Tzvetan Mikov wrote:
> "Marco van de Voort" <marcov@toad.stack.nl> wrote in message
>> Tzvetan Mikov wrote:
>>> [... that Borland C/Delphi optimizer is not very good]
>>
>> But how did the overal performance differ?
>>[...]
>
> I have made some CPU-intensive comparisons between Windows compilers
> and in each case Borland C invariably came out at least 20% slower
> than Visual C or GCC. This is a very substancial difference in the
> context of comp.compilers, I think.


IMHO I'd say that that depends if that CPU-intensive is some numerical
benchmark or not. Most of the "benchmarks" are non relevant for real
world performance.


> In the context of real-world Windows programming and the typical
> applications that are developed with Delphi (GUI and database
> frontends?) such performance difference couldn't matter less... :-)
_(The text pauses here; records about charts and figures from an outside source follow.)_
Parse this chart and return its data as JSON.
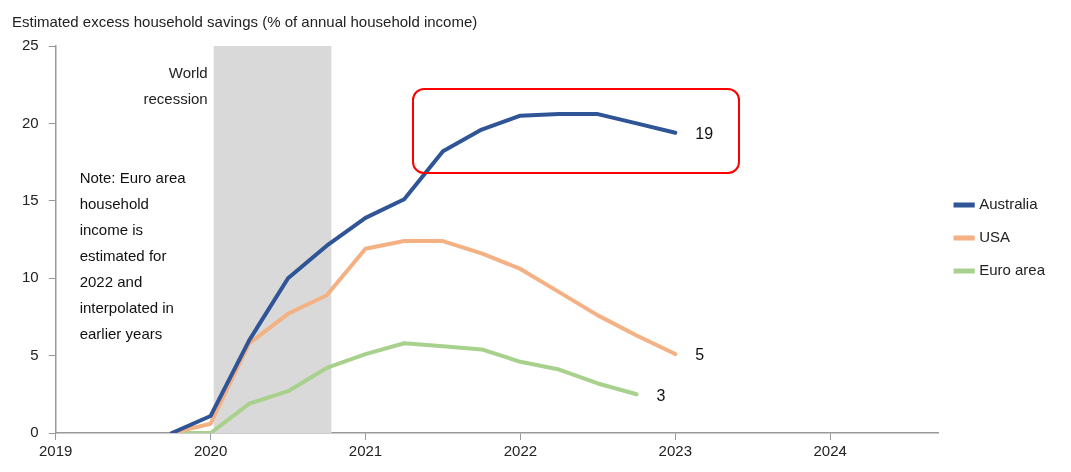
{
  "chart_data": {
    "type": "line",
    "title": "Estimated excess household savings (% of annual household income)",
    "x": [
      2019.75,
      2020,
      2020.25,
      2020.5,
      2020.75,
      2021,
      2021.25,
      2021.5,
      2021.75,
      2022,
      2022.25,
      2022.5,
      2022.75,
      2023
    ],
    "series": [
      {
        "name": "Australia",
        "color": "#2f5597",
        "values": [
          0,
          1.1,
          6.0,
          10.0,
          12.1,
          13.9,
          15.1,
          18.2,
          19.6,
          20.5,
          20.6,
          20.6,
          20.0,
          19.4
        ],
        "value_labels": [
          null,
          null,
          null,
          null,
          null,
          null,
          null,
          null,
          null,
          null,
          null,
          null,
          null,
          "19"
        ]
      },
      {
        "name": "USA",
        "color": "#f4b183",
        "values": [
          0,
          0.6,
          5.8,
          7.7,
          8.9,
          11.9,
          12.4,
          12.4,
          11.6,
          10.6,
          9.1,
          7.6,
          6.3,
          5.1
        ],
        "value_labels": [
          null,
          null,
          null,
          null,
          null,
          null,
          null,
          null,
          null,
          null,
          null,
          null,
          null,
          "5"
        ]
      },
      {
        "name": "Euro area",
        "color": "#a9d18e",
        "values": [
          0,
          0,
          1.9,
          2.7,
          4.2,
          5.1,
          5.8,
          5.6,
          5.4,
          4.6,
          4.1,
          3.2,
          2.5,
          null
        ],
        "value_labels": [
          null,
          null,
          null,
          null,
          null,
          null,
          null,
          null,
          null,
          null,
          null,
          null,
          "3",
          null
        ]
      }
    ],
    "xlim": [
      2019,
      2024.7
    ],
    "xticks": [
      2019,
      2020,
      2021,
      2022,
      2023,
      2024
    ],
    "ylim": [
      0,
      25
    ],
    "yticks": [
      0,
      5,
      10,
      15,
      20,
      25
    ],
    "bands": [
      {
        "axis": "x",
        "from": 2020.02,
        "to": 2020.78,
        "label": "World recession",
        "color": "#d9d9d9"
      }
    ],
    "annotations": [
      "Note: Euro area household income is estimated for 2022 and interpolated in earlier years"
    ],
    "grid": false,
    "legend": "right",
    "marker": "none",
    "line_style": "solid"
  }
}
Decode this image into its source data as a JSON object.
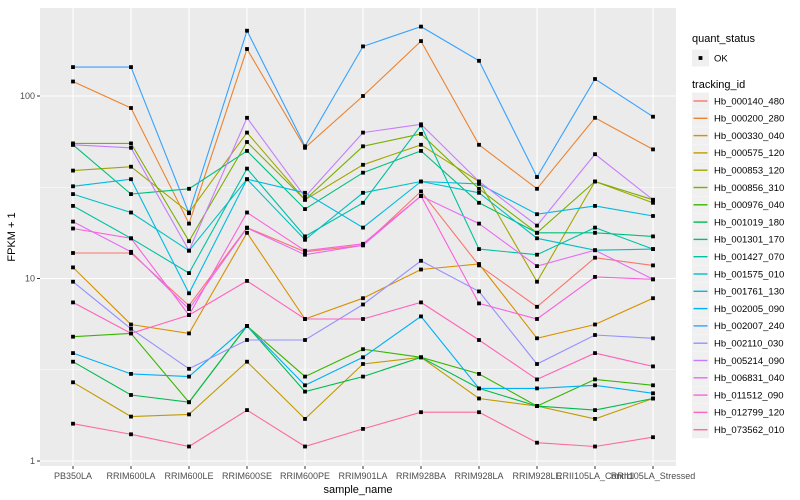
{
  "chart_data": {
    "type": "line",
    "xlabel": "sample_name",
    "ylabel": "FPKM + 1",
    "y_scale": "log10",
    "y_ticks": [
      1,
      10,
      100
    ],
    "y_minor_ticks": [
      3.162,
      31.62
    ],
    "ylim": [
      1,
      300
    ],
    "grid": "on",
    "panel_bg": "#ebebeb",
    "grid_color": "#ffffff",
    "point_color": "#000000",
    "legend_position": "right",
    "x": [
      "PB350LA",
      "RRIM600LA",
      "RRIM600LE",
      "RRIM600SE",
      "RRIM600PE",
      "RRIM901LA",
      "RRIM928BA",
      "RRIM928LA",
      "RRIM928LE",
      "RRII105LA_Control",
      "RRII105LA_Stressed"
    ],
    "series": [
      {
        "name": "Hb_000140_480",
        "color": "#F8766D",
        "values": [
          13.8,
          13.8,
          7.1,
          19,
          14,
          15.2,
          30,
          11.8,
          7.0,
          13,
          11.8
        ]
      },
      {
        "name": "Hb_000200_280",
        "color": "#EA8331",
        "values": [
          120,
          86,
          20,
          181,
          52,
          100,
          200,
          54,
          31,
          76,
          51
        ]
      },
      {
        "name": "Hb_000330_040",
        "color": "#D89000",
        "values": [
          11.5,
          5.6,
          5.0,
          17.8,
          6.0,
          7.8,
          11.2,
          12,
          4.7,
          5.6,
          7.8
        ]
      },
      {
        "name": "Hb_000575_120",
        "color": "#C09B00",
        "values": [
          2.7,
          1.75,
          1.8,
          3.5,
          1.7,
          3.4,
          3.7,
          2.2,
          2.0,
          1.7,
          2.2
        ]
      },
      {
        "name": "Hb_000853_120",
        "color": "#A3A500",
        "values": [
          39,
          41,
          23,
          63,
          27,
          42,
          54,
          34,
          9.6,
          34,
          26
        ]
      },
      {
        "name": "Hb_000856_310",
        "color": "#7CAE00",
        "values": [
          55,
          55,
          16,
          56,
          27,
          53,
          62,
          31,
          17.8,
          34,
          27
        ]
      },
      {
        "name": "Hb_000976_040",
        "color": "#39B600",
        "values": [
          4.8,
          5.0,
          2.1,
          5.5,
          2.9,
          4.1,
          3.7,
          3.0,
          2.0,
          2.8,
          2.6
        ]
      },
      {
        "name": "Hb_001019_180",
        "color": "#00BB4E",
        "values": [
          3.5,
          2.3,
          2.1,
          5.5,
          2.4,
          2.9,
          3.7,
          2.5,
          2.0,
          1.9,
          2.2
        ]
      },
      {
        "name": "Hb_001301_170",
        "color": "#00BF7D",
        "values": [
          54,
          29,
          31,
          50,
          24,
          38,
          50,
          26,
          17.8,
          17.8,
          17
        ]
      },
      {
        "name": "Hb_001427_070",
        "color": "#00C1A3",
        "values": [
          25,
          16.6,
          10.7,
          40,
          17,
          26,
          69,
          14.5,
          13.5,
          19,
          14.5
        ]
      },
      {
        "name": "Hb_001575_010",
        "color": "#00BFC4",
        "values": [
          29,
          23,
          14.2,
          35,
          16.3,
          29.5,
          34,
          29.5,
          16.6,
          14.3,
          14.5
        ]
      },
      {
        "name": "Hb_001761_130",
        "color": "#00BAE0",
        "values": [
          32,
          35,
          8.3,
          35,
          29.5,
          19,
          34,
          33,
          22.5,
          25,
          22
        ]
      },
      {
        "name": "Hb_002005_090",
        "color": "#00B0F6",
        "values": [
          3.9,
          3.0,
          2.9,
          5.5,
          2.6,
          3.7,
          6.2,
          2.5,
          2.5,
          2.6,
          2.35
        ]
      },
      {
        "name": "Hb_002007_240",
        "color": "#35A2FF",
        "values": [
          144,
          144,
          22.8,
          228,
          53,
          187,
          240,
          156,
          36,
          124,
          77
        ]
      },
      {
        "name": "Hb_002110_030",
        "color": "#9590FF",
        "values": [
          9.6,
          5.3,
          3.2,
          4.6,
          4.6,
          7.2,
          12.5,
          8.5,
          3.4,
          4.9,
          4.7
        ]
      },
      {
        "name": "Hb_005214_090",
        "color": "#C77CFF",
        "values": [
          54,
          52,
          14.2,
          76,
          28,
          63,
          70,
          34,
          19.5,
          48,
          27
        ]
      },
      {
        "name": "Hb_006831_040",
        "color": "#E76BF3",
        "values": [
          20.5,
          14,
          6.8,
          18.9,
          13.5,
          15.2,
          28.3,
          20,
          11.7,
          14.3,
          9.9
        ]
      },
      {
        "name": "Hb_011512_090",
        "color": "#FA62DB",
        "values": [
          18.8,
          16.6,
          6.3,
          23,
          14.2,
          15.5,
          28.3,
          7.3,
          6.0,
          10.2,
          9.9
        ]
      },
      {
        "name": "Hb_012799_120",
        "color": "#FF62BC",
        "values": [
          7.4,
          5.0,
          6.3,
          9.7,
          6.0,
          6.0,
          7.4,
          4.6,
          2.8,
          3.9,
          3.3
        ]
      },
      {
        "name": "Hb_073562_010",
        "color": "#FF6A98",
        "values": [
          1.6,
          1.4,
          1.2,
          1.9,
          1.2,
          1.5,
          1.85,
          1.85,
          1.26,
          1.2,
          1.35
        ]
      }
    ],
    "legend": {
      "quant_status_title": "quant_status",
      "quant_status_items": [
        {
          "label": "OK",
          "marker": "black-point"
        }
      ],
      "tracking_title": "tracking_id",
      "key_bg": "#f0f0f0"
    }
  }
}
There still are gradations in performance between being the best in
numerical benchmarks and performance being irrelevant due to external
  :-)


If a compiler is somewhat optimizing for normal algo's, other things
get more important;


Things like


- language helpers (strings, dynamic arrays, exceptions)
- Is the basic architecture of the types that need
special treatment optimized
- Will simple or medium operations get inlined?
- Do the calls to helpers only use the minimal amount of registers,
and does the optimizer keep data in regs then?
- Does the compiler avoid generating helper calls if they are
strictly not necessary?


- inlining of small procs and/or switch to reg params for small procs.
      (and optimizing over it)
- Improving of operations on the native stringtype


are IMHO much more important than the degree of tail recursion etc.